The Biden-Harris Administration awarded $50 million to launch the Persistent Poverty Initiative, an initiative to alleviate the cumulative effects of persistent poverty on cancer outcomes by building research capacity, fostering cancer prevention research, and promoting the implementation of community-based programs.

These awards create five new Centers for Cancer Control Research in Persistent Poverty Areas that will advance key priorities of the Administration’s Cancer Moonshot — to reduce inequities in the structural drivers of cancer and prevent more cancers before they start by reducing tobacco use and making sure everyone has access to healthy food.

Each center will work with targeted low-income communities to implement and measure the effectiveness of structural interventions for cancer control and prevention, follow-up care, and survivorship. These centers will conduct research in areas such as reducing obesity, improving nutrition, increasing physical activity, helping people quit smoking, and improving living conditions through supplemental income.
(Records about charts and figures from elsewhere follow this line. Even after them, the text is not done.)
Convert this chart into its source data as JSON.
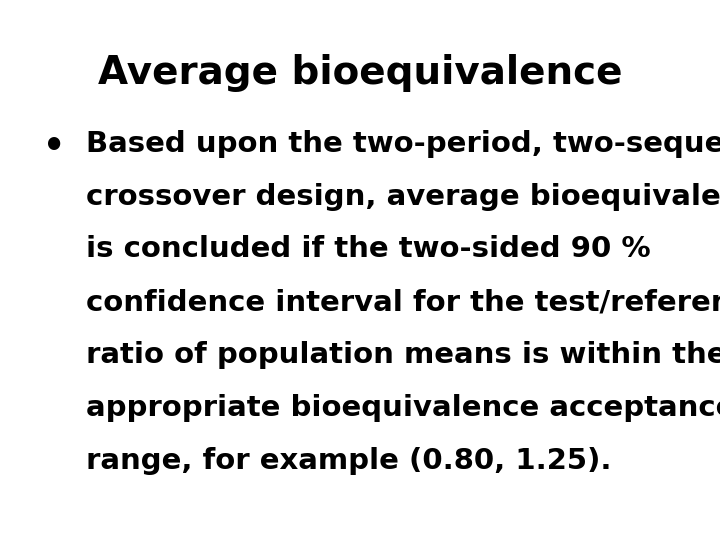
{
  "title": "Average bioequivalence",
  "title_fontsize": 28,
  "title_color": "#000000",
  "background_color": "#ffffff",
  "bullet_lines": [
    "Based upon the two-period, two-sequence",
    "crossover design, average bioequivalence",
    "is concluded if the two-sided 90 %",
    "confidence interval for the test/reference",
    "ratio of population means is within the",
    "appropriate bioequivalence acceptance",
    "range, for example (0.80, 1.25)."
  ],
  "bullet_fontsize": 21,
  "bullet_color": "#000000",
  "font_family": "DejaVu Sans",
  "font_weight": "bold"
}
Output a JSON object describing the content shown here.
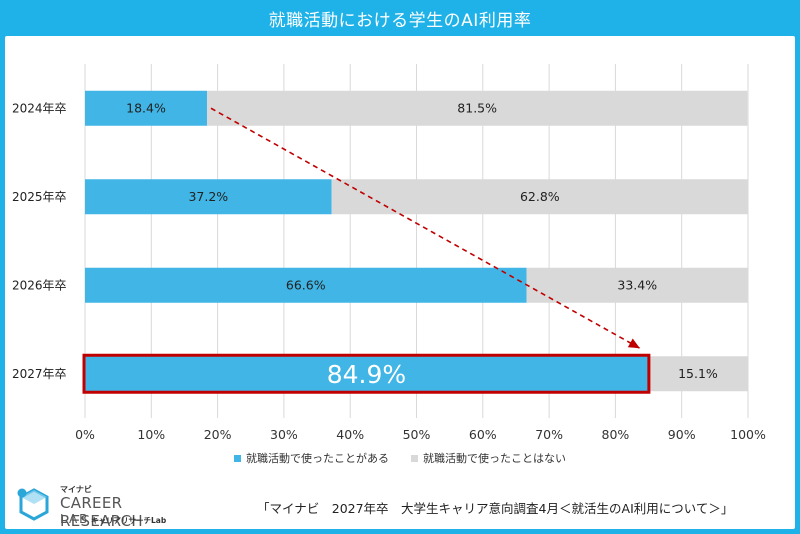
{
  "header": {
    "title": "就職活動における学生のAI利用率"
  },
  "chart_data": {
    "type": "bar",
    "orientation": "horizontal",
    "stacked": true,
    "title": "就職活動における学生のAI利用率",
    "categories": [
      "2024年卒",
      "2025年卒",
      "2026年卒",
      "2027年卒"
    ],
    "series": [
      {
        "name": "就職活動で使ったことがある",
        "values": [
          18.4,
          37.2,
          66.6,
          84.9
        ],
        "labels": [
          "18.4%",
          "37.2%",
          "66.6%",
          "84.9%"
        ],
        "color": "#41b6e6"
      },
      {
        "name": "就職活動で使ったことはない",
        "values": [
          81.5,
          62.8,
          33.4,
          15.1
        ],
        "labels": [
          "81.5%",
          "62.8%",
          "33.4%",
          "15.1%"
        ],
        "color": "#d9d9d9"
      }
    ],
    "xlim": [
      0,
      100
    ],
    "xticks": [
      "0%",
      "10%",
      "20%",
      "30%",
      "40%",
      "50%",
      "60%",
      "70%",
      "80%",
      "90%",
      "100%"
    ],
    "highlight_category": "2027年卒",
    "highlight_color": "#c00000",
    "trend_arrow": {
      "from_category": "2024年卒",
      "to_category": "2027年卒",
      "color": "#c00000",
      "style": "dashed"
    },
    "grid": true,
    "legend_position": "bottom"
  },
  "source": "「マイナビ　2027年卒　大学生キャリア意向調査4月＜就活生のAI利用について＞」",
  "logo": {
    "top": "マイナビ",
    "main": "CAREER RESEARCH",
    "lab": "LAB",
    "sub": "キャリアリサーチLab"
  }
}
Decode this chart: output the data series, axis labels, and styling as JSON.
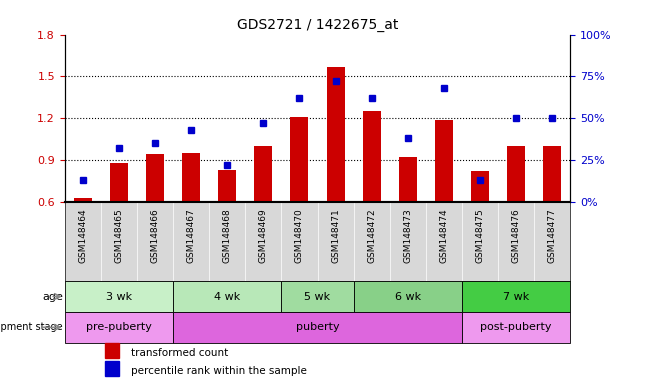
{
  "title": "GDS2721 / 1422675_at",
  "samples": [
    "GSM148464",
    "GSM148465",
    "GSM148466",
    "GSM148467",
    "GSM148468",
    "GSM148469",
    "GSM148470",
    "GSM148471",
    "GSM148472",
    "GSM148473",
    "GSM148474",
    "GSM148475",
    "GSM148476",
    "GSM148477"
  ],
  "transformed_count": [
    0.63,
    0.88,
    0.94,
    0.95,
    0.83,
    1.0,
    1.21,
    1.57,
    1.25,
    0.92,
    1.19,
    0.82,
    1.0,
    1.0
  ],
  "percentile_rank": [
    13,
    32,
    35,
    43,
    22,
    47,
    62,
    72,
    62,
    38,
    68,
    13,
    50,
    50
  ],
  "bar_color": "#cc0000",
  "dot_color": "#0000cc",
  "ylim_left": [
    0.6,
    1.8
  ],
  "ylim_right": [
    0,
    100
  ],
  "yticks_left": [
    0.6,
    0.9,
    1.2,
    1.5,
    1.8
  ],
  "yticks_right": [
    0,
    25,
    50,
    75,
    100
  ],
  "ytick_labels_right": [
    "0%",
    "25%",
    "50%",
    "75%",
    "100%"
  ],
  "age_groups": [
    {
      "label": "3 wk",
      "start": 0,
      "end": 2,
      "color": "#c8f0c8"
    },
    {
      "label": "4 wk",
      "start": 3,
      "end": 5,
      "color": "#b8e8b8"
    },
    {
      "label": "5 wk",
      "start": 6,
      "end": 7,
      "color": "#a0dca0"
    },
    {
      "label": "6 wk",
      "start": 8,
      "end": 10,
      "color": "#88d088"
    },
    {
      "label": "7 wk",
      "start": 11,
      "end": 13,
      "color": "#44cc44"
    }
  ],
  "dev_groups": [
    {
      "label": "pre-puberty",
      "start": 0,
      "end": 2,
      "color": "#ee99ee"
    },
    {
      "label": "puberty",
      "start": 3,
      "end": 10,
      "color": "#dd66dd"
    },
    {
      "label": "post-puberty",
      "start": 11,
      "end": 13,
      "color": "#ee99ee"
    }
  ],
  "bg_color": "#ffffff",
  "tick_area_color": "#d8d8d8",
  "grid_color": "#000000",
  "age_label": "age",
  "dev_label": "development stage",
  "legend_items": [
    {
      "label": "transformed count",
      "color": "#cc0000"
    },
    {
      "label": "percentile rank within the sample",
      "color": "#0000cc"
    }
  ]
}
In addition, the centers will help train a pipeline of early-career investigators to work with underserved communities in conducting multilevel intervention research.

The awards are spread over the next five years across all centers, pending availability of funds:

  • Acres Homes Cancer Prevention Collaboration: Led by the University of Texas MD Anderson Cancer Center, Houston, this center will work with primarily Black/African American and Hispanic communities in northwest Houston to evaluate interventions in nutrition and physical activity to help prevent obesity and obesity-related cancer.
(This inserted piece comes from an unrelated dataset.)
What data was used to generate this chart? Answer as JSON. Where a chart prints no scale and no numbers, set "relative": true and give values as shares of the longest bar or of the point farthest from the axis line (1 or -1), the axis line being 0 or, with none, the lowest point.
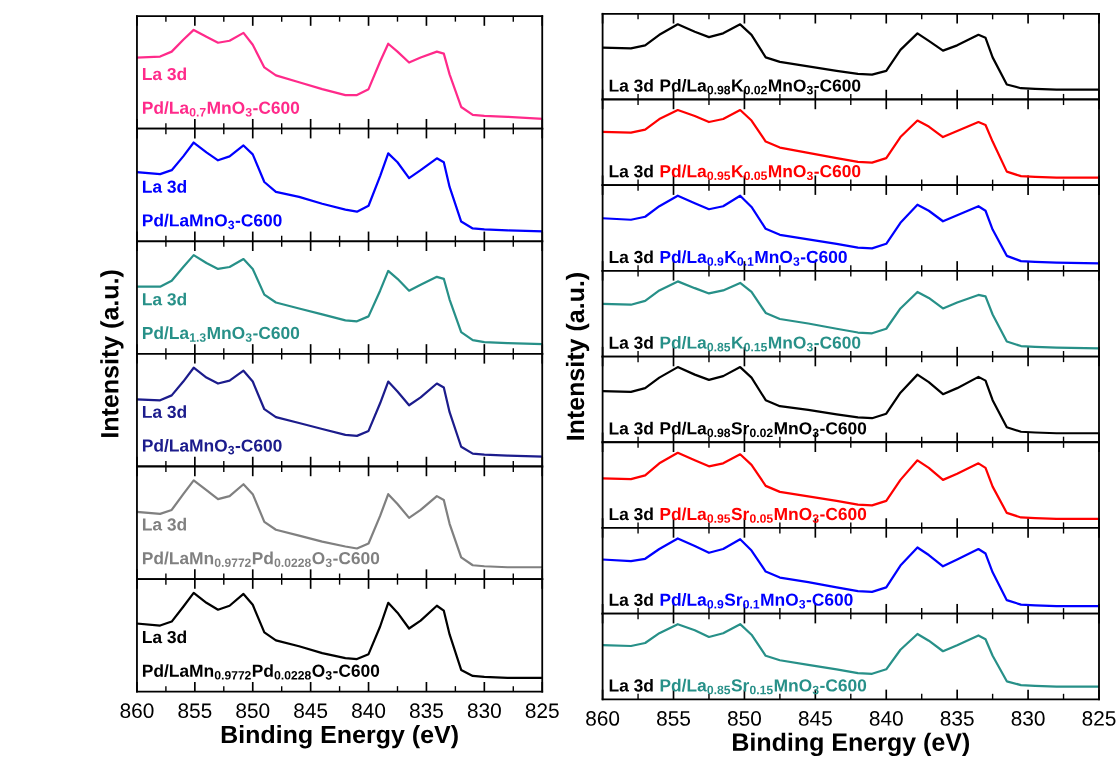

  • The Center for Cancer Control in Persistent Poverty Areas: Led by the University of Alabama at Birmingham, this center will work with Black/African American communities in Jefferson County, Alabama, to evaluate interventions aimed at reducing cancer disparities by improving living environments and promoting healthy activities. The center will also test diet and exercise interventions for cancer survivors.
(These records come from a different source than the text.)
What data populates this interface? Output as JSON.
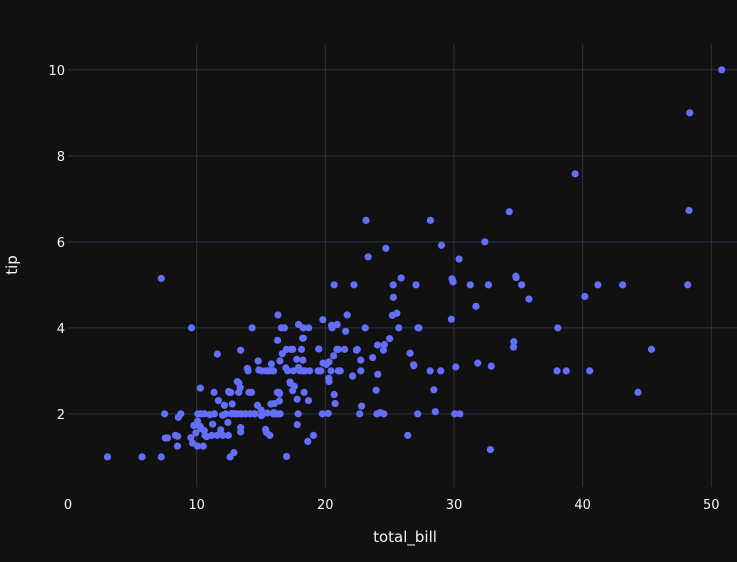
{
  "chart_data": {
    "type": "scatter",
    "xlabel": "total_bill",
    "ylabel": "tip",
    "xlim": [
      0,
      52
    ],
    "ylim": [
      0.3,
      10.6
    ],
    "x_ticks": [
      0,
      10,
      20,
      30,
      40,
      50
    ],
    "y_ticks": [
      2,
      4,
      6,
      8,
      10
    ],
    "grid": true,
    "colors": {
      "background": "#111111",
      "grid": "#283442",
      "marker": "#636efa",
      "text": "#f2f5fa"
    },
    "x": [
      16.99,
      10.34,
      21.01,
      23.68,
      24.59,
      25.29,
      8.77,
      26.88,
      15.04,
      14.78,
      10.27,
      35.26,
      15.42,
      18.43,
      14.83,
      21.58,
      10.33,
      16.29,
      16.97,
      20.65,
      17.92,
      20.29,
      15.77,
      39.42,
      19.82,
      17.81,
      13.37,
      12.69,
      21.7,
      19.65,
      9.55,
      18.35,
      15.06,
      20.69,
      17.78,
      24.06,
      16.31,
      16.93,
      18.69,
      31.27,
      16.04,
      17.46,
      13.94,
      9.68,
      30.4,
      18.29,
      22.23,
      32.4,
      28.55,
      18.04,
      12.54,
      10.29,
      34.81,
      9.94,
      25.56,
      19.49,
      38.01,
      26.41,
      11.24,
      48.27,
      20.29,
      13.81,
      11.02,
      18.29,
      17.59,
      20.08,
      16.45,
      3.07,
      20.23,
      15.01,
      12.02,
      17.07,
      26.86,
      25.28,
      14.73,
      10.51,
      17.92,
      27.2,
      22.76,
      17.29,
      19.44,
      16.66,
      10.07,
      32.68,
      15.98,
      34.83,
      13.03,
      18.28,
      24.71,
      21.16,
      28.97,
      22.49,
      5.75,
      16.32,
      22.75,
      40.17,
      27.28,
      12.03,
      21.01,
      12.46,
      11.35,
      15.38,
      44.3,
      22.42,
      20.92,
      15.36,
      20.49,
      25.21,
      18.24,
      14.31,
      14.0,
      7.25,
      38.07,
      23.95,
      25.71,
      17.31,
      29.93,
      10.65,
      12.43,
      24.08,
      11.69,
      13.42,
      14.26,
      15.95,
      12.48,
      29.8,
      8.52,
      14.52,
      11.38,
      22.82,
      19.08,
      20.27,
      11.17,
      12.26,
      18.26,
      8.51,
      10.33,
      14.15,
      16.0,
      13.16,
      17.47,
      34.3,
      41.19,
      27.05,
      16.43,
      8.35,
      18.64,
      11.87,
      9.78,
      7.51,
      14.07,
      13.13,
      17.26,
      24.55,
      19.77,
      29.85,
      48.17,
      25.0,
      13.39,
      16.49,
      21.5,
      12.66,
      16.21,
      13.81,
      17.51,
      24.52,
      20.76,
      31.71,
      10.59,
      10.63,
      50.81,
      15.81,
      7.25,
      31.85,
      16.82,
      32.9,
      17.89,
      14.48,
      9.6,
      34.63,
      34.65,
      23.33,
      45.35,
      23.17,
      40.55,
      20.69,
      20.9,
      30.46,
      18.15,
      23.1,
      15.69,
      19.81,
      28.44,
      15.48,
      16.58,
      7.56,
      10.34,
      43.11,
      13.0,
      13.51,
      18.71,
      12.74,
      13.0,
      16.4,
      20.53,
      16.47,
      26.59,
      38.73,
      24.27,
      12.76,
      30.06,
      25.89,
      48.33,
      13.27,
      28.17,
      12.9,
      28.15,
      11.59,
      7.74,
      30.14,
      12.16,
      13.42,
      8.58,
      15.98,
      13.42,
      16.27,
      10.09,
      20.45,
      13.28,
      22.12,
      24.01,
      15.69,
      11.61,
      10.77,
      15.53,
      10.07,
      12.6,
      32.83,
      35.83,
      29.03,
      27.18,
      22.67,
      17.82,
      18.78
    ],
    "y": [
      1.01,
      1.66,
      3.5,
      3.31,
      3.61,
      4.71,
      2.0,
      3.12,
      1.96,
      3.23,
      1.71,
      5.0,
      1.57,
      3.0,
      3.02,
      3.92,
      1.67,
      3.71,
      3.5,
      3.35,
      4.08,
      2.75,
      2.23,
      7.58,
      3.18,
      2.34,
      2.0,
      2.0,
      4.3,
      3.0,
      1.45,
      2.5,
      3.0,
      2.45,
      3.27,
      3.6,
      2.0,
      3.07,
      2.31,
      5.0,
      2.24,
      2.54,
      3.06,
      1.32,
      5.6,
      3.0,
      5.0,
      6.0,
      2.05,
      3.0,
      2.5,
      2.6,
      5.2,
      1.56,
      4.34,
      3.51,
      3.0,
      1.5,
      1.76,
      6.73,
      3.21,
      2.0,
      1.98,
      3.76,
      2.64,
      3.15,
      2.47,
      1.0,
      2.01,
      2.09,
      1.97,
      3.0,
      3.14,
      5.0,
      2.2,
      1.25,
      3.08,
      4.0,
      3.0,
      2.71,
      3.0,
      3.4,
      1.83,
      5.0,
      2.03,
      5.17,
      2.0,
      4.0,
      5.85,
      3.0,
      3.0,
      3.5,
      1.0,
      4.3,
      3.25,
      4.73,
      4.0,
      1.5,
      3.0,
      1.5,
      2.5,
      3.0,
      2.5,
      3.48,
      4.08,
      1.64,
      4.06,
      4.29,
      3.76,
      4.0,
      3.0,
      1.0,
      4.0,
      2.55,
      4.0,
      3.5,
      5.07,
      1.5,
      1.8,
      2.92,
      2.31,
      1.68,
      2.5,
      2.0,
      2.52,
      4.2,
      1.48,
      2.0,
      2.0,
      2.18,
      1.5,
      2.83,
      1.5,
      2.0,
      3.25,
      1.25,
      2.0,
      2.0,
      2.0,
      2.75,
      3.5,
      6.7,
      5.0,
      5.0,
      2.3,
      1.5,
      1.36,
      1.63,
      1.73,
      2.0,
      2.5,
      2.0,
      2.74,
      2.0,
      2.0,
      5.14,
      5.0,
      3.75,
      2.61,
      2.0,
      3.5,
      2.5,
      2.0,
      2.0,
      3.0,
      3.48,
      2.24,
      4.5,
      1.61,
      2.0,
      10.0,
      3.16,
      5.15,
      3.18,
      4.0,
      3.11,
      2.0,
      2.0,
      4.0,
      3.55,
      3.68,
      5.65,
      3.5,
      6.5,
      3.0,
      5.0,
      3.5,
      2.0,
      3.5,
      4.0,
      1.5,
      4.19,
      2.56,
      2.02,
      4.0,
      1.44,
      2.0,
      5.0,
      2.0,
      2.0,
      4.0,
      2.01,
      2.0,
      2.5,
      4.0,
      3.23,
      3.41,
      3.0,
      2.03,
      2.23,
      2.0,
      5.16,
      9.0,
      2.5,
      6.5,
      1.1,
      3.0,
      1.5,
      1.44,
      3.09,
      2.2,
      3.48,
      1.92,
      3.0,
      1.58,
      2.5,
      2.0,
      3.0,
      2.72,
      2.88,
      2.0,
      3.0,
      3.39,
      1.47,
      3.0,
      1.25,
      1.0,
      1.17,
      4.67,
      5.92,
      2.0,
      2.0,
      1.75,
      3.0
    ]
  }
}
  • The Upstream Center: Led by Stanford University, Palo Alto, this center will work with Hispanic and Asian American communities in Santa Clara and Yolo Counties in northern California to assess how state programs for guaranteed basic income affect cancer outcomes. It will also test whether the earned income tax credit promotes the adoption of healthy behaviors related to reducing colorectal cancer risk.
  • The Center for Social Capital: Led by Weill Cornell Medicine and Columbia University, New York City, this center will work with Black/African American, Caribbean American, and Hispanic communities in the South Bronx, north-central Brooklyn, Washington Heights, and Western Queens in New York City to test the effectiveness of cancer education and tobacco cessation programs in promoting multigenerational health.
  • HOPE & CAIRHE 2gether: Led by the University of Utah, Salt Lake City, this center will work with primarily Hispanic communities in Utah and American Indian communities in rural areas of Montana, Oregon, South Dakota, and Wisconsin to test interventions for commercial tobacco cessation and obesity prevention.